Bob preferred Committee work on pensions and health and did not seek Ministerial office. In 1981, Mrs Thatcher appointed Bob, and other distinguished Guardsmen like Stephen Hastings and Carol Mather, to the Whips Office to manage House of Commons business. One MP recalled being summoned to see the Whips ‘rather like Commanding Officer’s Orders’, the only concession being the order ‘you will have a glass of whiskey’ before judgement was passed! Bob was delighted to work with many former Household Division Warrant Officers in the Palace of Westminster, and reinstigated the annual reception where Guardsmen, MPs and Messengers alike, could meet the Major General and his staff. From 1986 to 1988 Bob was Comptroller of the Household: in 1990-91, he worked to ensure that sensible solutions emerged from ‘Options for Change’, including seeing that the Incremental Companies were properly established and entitled to carry Colours. In 1992, Her Majesty the Queen appointed Bob, who had disdained preferment and honours, a Privy Councillor on the advice of the Prime Minister, John Major.

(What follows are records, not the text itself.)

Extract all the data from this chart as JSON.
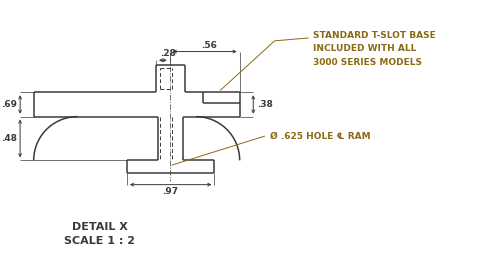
{
  "bg_color": "#ffffff",
  "line_color": "#3a3a3a",
  "text_color": "#3a3a3a",
  "annotation_color": "#8B6914",
  "title_text": "DETAIL X\nSCALE 1 : 2",
  "label_tslot": "STANDARD T-SLOT BASE\nINCLUDED WITH ALL\n3000 SERIES MODELS",
  "label_hole": "Ø .625 HOLE ℄ RAM",
  "dim_056": ".56",
  "dim_028": ".28",
  "dim_069": ".69",
  "dim_038": ".38",
  "dim_048": ".48",
  "dim_097": ".97"
}
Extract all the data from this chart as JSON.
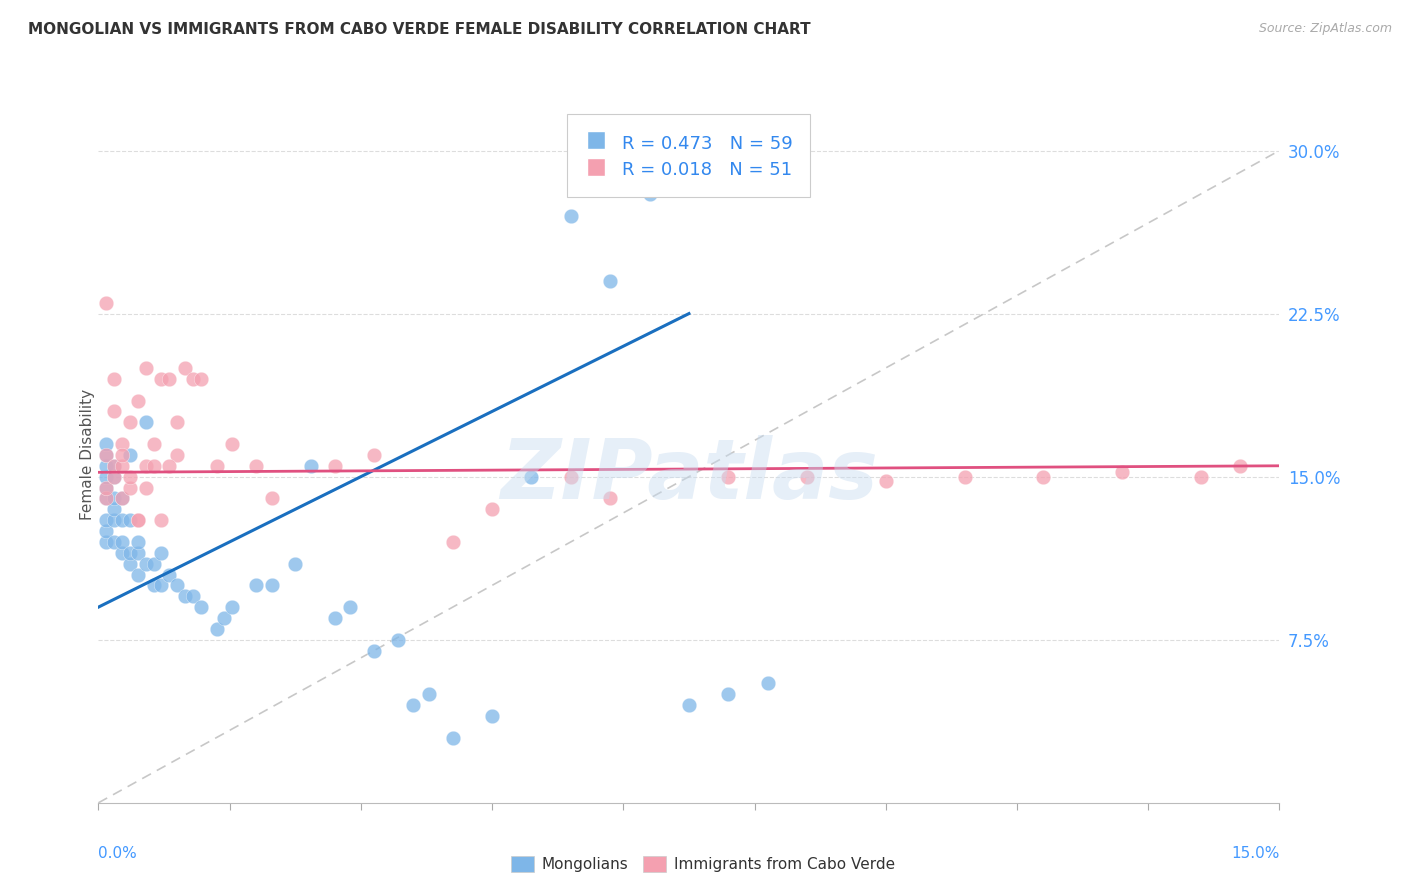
{
  "title": "MONGOLIAN VS IMMIGRANTS FROM CABO VERDE FEMALE DISABILITY CORRELATION CHART",
  "source": "Source: ZipAtlas.com",
  "ylabel": "Female Disability",
  "right_yticks": [
    "30.0%",
    "22.5%",
    "15.0%",
    "7.5%"
  ],
  "right_ytick_vals": [
    0.3,
    0.225,
    0.15,
    0.075
  ],
  "xmin": 0.0,
  "xmax": 0.15,
  "ymin": 0.0,
  "ymax": 0.32,
  "mongolian_color": "#7EB6E8",
  "cabo_verde_color": "#F4A0B0",
  "mongolian_line_color": "#1A6FBF",
  "cabo_verde_line_color": "#E05080",
  "dashed_line_color": "#AAAAAA",
  "watermark": "ZIPatlas",
  "mongolian_points_x": [
    0.001,
    0.001,
    0.001,
    0.001,
    0.001,
    0.001,
    0.001,
    0.001,
    0.001,
    0.002,
    0.002,
    0.002,
    0.002,
    0.002,
    0.002,
    0.003,
    0.003,
    0.003,
    0.003,
    0.004,
    0.004,
    0.004,
    0.004,
    0.005,
    0.005,
    0.005,
    0.006,
    0.006,
    0.007,
    0.007,
    0.008,
    0.008,
    0.009,
    0.01,
    0.011,
    0.012,
    0.013,
    0.015,
    0.016,
    0.017,
    0.02,
    0.022,
    0.025,
    0.027,
    0.03,
    0.032,
    0.035,
    0.038,
    0.04,
    0.042,
    0.045,
    0.05,
    0.055,
    0.06,
    0.065,
    0.07,
    0.075,
    0.08,
    0.085
  ],
  "mongolian_points_y": [
    0.12,
    0.125,
    0.13,
    0.14,
    0.145,
    0.15,
    0.155,
    0.16,
    0.165,
    0.12,
    0.13,
    0.135,
    0.14,
    0.15,
    0.155,
    0.115,
    0.12,
    0.13,
    0.14,
    0.11,
    0.115,
    0.13,
    0.16,
    0.105,
    0.115,
    0.12,
    0.11,
    0.175,
    0.1,
    0.11,
    0.1,
    0.115,
    0.105,
    0.1,
    0.095,
    0.095,
    0.09,
    0.08,
    0.085,
    0.09,
    0.1,
    0.1,
    0.11,
    0.155,
    0.085,
    0.09,
    0.07,
    0.075,
    0.045,
    0.05,
    0.03,
    0.04,
    0.15,
    0.27,
    0.24,
    0.28,
    0.045,
    0.05,
    0.055
  ],
  "cabo_verde_points_x": [
    0.001,
    0.001,
    0.001,
    0.001,
    0.002,
    0.002,
    0.002,
    0.003,
    0.003,
    0.003,
    0.004,
    0.004,
    0.005,
    0.005,
    0.006,
    0.006,
    0.007,
    0.008,
    0.009,
    0.01,
    0.011,
    0.012,
    0.013,
    0.015,
    0.017,
    0.02,
    0.022,
    0.03,
    0.035,
    0.045,
    0.05,
    0.06,
    0.065,
    0.08,
    0.09,
    0.1,
    0.11,
    0.12,
    0.13,
    0.14,
    0.145,
    0.002,
    0.003,
    0.004,
    0.005,
    0.006,
    0.007,
    0.008,
    0.009,
    0.01
  ],
  "cabo_verde_points_y": [
    0.14,
    0.145,
    0.16,
    0.23,
    0.15,
    0.155,
    0.195,
    0.14,
    0.155,
    0.165,
    0.145,
    0.175,
    0.13,
    0.185,
    0.155,
    0.2,
    0.165,
    0.195,
    0.195,
    0.16,
    0.2,
    0.195,
    0.195,
    0.155,
    0.165,
    0.155,
    0.14,
    0.155,
    0.16,
    0.12,
    0.135,
    0.15,
    0.14,
    0.15,
    0.15,
    0.148,
    0.15,
    0.15,
    0.152,
    0.15,
    0.155,
    0.18,
    0.16,
    0.15,
    0.13,
    0.145,
    0.155,
    0.13,
    0.155,
    0.175
  ]
}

Bob was an accomplished skipper who raced the Household Brigade Yacht Club’s ‘Windfall’ yacht Gladeye achieving notable success in the 1951 Fastnet, and later his own Silvio; he was Commodore of the Household Division Yacht Club in his turn. Bob was an accomplished gardener too, collecting ‘150 or so, or a little more’ types of Camellia in his Somerset garden. In 1949, he married Mary, Granddaughter of General Sir Alfred Codrington, 24th Colonel of the Coldstream, whose predecessor General Evelyn, 7th Viscount Falmouth, was his own Grandfather. Mary supported Bob capably and devotedly in his pursuits, and in raising a family for 63 years of marriage until her death in May 2013. They were a strong team, and leave two daughters and a son.

Robert Boscawen courageously overcame grievous wounds before serving his country in politics and Government for 22 years, determined to live life and look after people without fuss or being grand. He insisted that his book should be titled Armoured Guardsmen in order to tell the story of his troop rather than just himself. Shortly after Bob died in December 2013, Peter van Oudsten, Mayor of Enschede, offered the epitaph that Coldstreamers were the Liberators of Enschede: ‘We owe these Liberators great thanks,’ he wrote, ‘it is [thanks] to them that we nowadays live in a free country’.